Travelling Salesman Problem

Suppose a salesman wants to visit certain number of cities, say, $n$. Let $c_{ij}$ be the distance from city $i$ to city $j$. Then the problem of salesman is to select such a route that starts from his home city, passes through each city once and only once, and returns to his home city in the shortest possible distance. Such a problem is known as **Travelling Salesman Problem**.

Suppose $x_{ij}=1$ if the salesman goes directly from city $i$ to city $j$, and $x_{ij}=0$ otherwise. Then the objective function is to $$ \begin{equation*} \min z= \sum_{i=1}^n\sum_{j=1}^n x_{ij}c_{ij} \end{equation*} $$ subject to $$ \begin{equation*} \sum_{j=1}^n x_{ij} =1,; \text{ for } i=1,2,\ldots, n \end{equation*} $$

$$ \begin{equation*} \sum_{i=1}^n x_{ij} =1,; \text{ for } j=1,2,\ldots,n \end{equation*} $$ where $$ \begin{equation*} x_{ij}=\left{ \begin{array}{ll} 1, & \hbox{if salesman goes from $i^{th}$ city to $j^{th}$ city;} \
0, & \hbox{otherwise.} \end{array} \right. \end{equation*} $$ With one more restriction that no city is visited twice before the tour of all cities is completed. The salesman cannot go from city $i$ to city $i$ itself. This possibility may be avoided by adopting the convention $c_{ii}=\infty$ which insures that $x_{ii}$ can never be one.

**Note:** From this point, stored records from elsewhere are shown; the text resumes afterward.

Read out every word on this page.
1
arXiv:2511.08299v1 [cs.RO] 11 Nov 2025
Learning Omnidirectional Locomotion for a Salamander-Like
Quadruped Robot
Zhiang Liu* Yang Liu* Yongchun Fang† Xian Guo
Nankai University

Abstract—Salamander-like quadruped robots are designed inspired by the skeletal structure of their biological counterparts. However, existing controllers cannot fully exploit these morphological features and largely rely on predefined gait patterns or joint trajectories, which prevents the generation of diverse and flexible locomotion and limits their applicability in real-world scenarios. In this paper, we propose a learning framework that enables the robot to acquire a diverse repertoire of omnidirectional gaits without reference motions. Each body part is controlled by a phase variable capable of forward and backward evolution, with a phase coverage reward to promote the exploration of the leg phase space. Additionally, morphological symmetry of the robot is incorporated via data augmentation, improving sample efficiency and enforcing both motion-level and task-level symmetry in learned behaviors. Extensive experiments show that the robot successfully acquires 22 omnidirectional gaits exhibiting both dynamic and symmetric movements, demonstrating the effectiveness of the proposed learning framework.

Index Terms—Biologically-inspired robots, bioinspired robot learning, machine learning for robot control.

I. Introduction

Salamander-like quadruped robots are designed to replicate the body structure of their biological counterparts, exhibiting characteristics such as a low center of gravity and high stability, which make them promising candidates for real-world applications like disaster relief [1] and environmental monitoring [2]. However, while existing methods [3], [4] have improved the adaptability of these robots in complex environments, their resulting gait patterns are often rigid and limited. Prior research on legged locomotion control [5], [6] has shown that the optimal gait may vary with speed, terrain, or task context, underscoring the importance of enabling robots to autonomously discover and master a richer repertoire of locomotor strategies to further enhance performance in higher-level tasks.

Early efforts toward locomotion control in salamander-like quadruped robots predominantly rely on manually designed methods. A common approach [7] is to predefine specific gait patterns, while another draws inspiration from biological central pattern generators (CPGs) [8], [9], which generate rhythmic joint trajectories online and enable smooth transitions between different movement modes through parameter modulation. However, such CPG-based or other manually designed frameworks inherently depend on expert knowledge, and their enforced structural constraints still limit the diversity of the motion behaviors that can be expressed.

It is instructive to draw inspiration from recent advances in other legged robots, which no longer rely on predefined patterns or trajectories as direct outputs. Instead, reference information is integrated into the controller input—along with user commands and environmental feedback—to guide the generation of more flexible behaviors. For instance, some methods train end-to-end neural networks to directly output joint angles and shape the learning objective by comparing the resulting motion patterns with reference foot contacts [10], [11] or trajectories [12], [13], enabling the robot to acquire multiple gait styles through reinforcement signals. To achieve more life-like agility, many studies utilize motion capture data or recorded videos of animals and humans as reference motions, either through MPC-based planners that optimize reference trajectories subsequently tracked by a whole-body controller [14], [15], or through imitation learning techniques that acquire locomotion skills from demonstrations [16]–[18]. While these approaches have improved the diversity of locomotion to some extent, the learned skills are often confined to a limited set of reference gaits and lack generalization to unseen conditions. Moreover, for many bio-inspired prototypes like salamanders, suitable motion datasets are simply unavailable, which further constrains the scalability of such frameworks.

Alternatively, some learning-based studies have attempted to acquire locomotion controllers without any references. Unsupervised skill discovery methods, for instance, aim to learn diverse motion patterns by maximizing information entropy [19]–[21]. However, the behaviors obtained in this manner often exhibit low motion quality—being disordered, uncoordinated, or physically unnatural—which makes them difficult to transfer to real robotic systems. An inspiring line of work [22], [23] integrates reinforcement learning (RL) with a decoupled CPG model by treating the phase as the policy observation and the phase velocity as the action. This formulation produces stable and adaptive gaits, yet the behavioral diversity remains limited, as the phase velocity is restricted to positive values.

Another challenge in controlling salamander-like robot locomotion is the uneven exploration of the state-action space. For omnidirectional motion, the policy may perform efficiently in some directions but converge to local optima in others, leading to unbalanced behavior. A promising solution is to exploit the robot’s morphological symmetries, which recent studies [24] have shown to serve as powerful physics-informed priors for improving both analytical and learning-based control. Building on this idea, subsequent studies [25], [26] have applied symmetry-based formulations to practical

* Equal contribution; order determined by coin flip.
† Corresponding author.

From \ To $A_1$ $A_2$ $\cdots$ $A_j$ $\cdots$ $A_n$
$A_1$ $\infty$ $c_{12}$ $\cdots$ $c_{1j}$ $\cdots$ $c_{1n}$
$A_2$ $c_{21}$ $\infty$ $\cdots$ $c_{2j}$ $\cdots$ $c_{2n}$
$\vdots$ $\vdots$ $\vdots$ $\vdots$ $\vdots$ $\vdots$ $\vdots$
$A_i$ $c_{i1}$ $c_{i2}$ $\cdots$ $c_{ij}$ $\cdots$ $c_{in}$
$\vdots$ $\vdots$ $\vdots$ $\vdots$ $\vdots$ $\vdots$ $\vdots$
$A_n$ $c_{n1}$ $c_{n2}$ $\cdots$ $c_{nj}$ $\cdots$ $\infty$

Apply the usual Hungarian method to find the optimal route. (It should be in cyclic order, i.e., no city should be visited twice).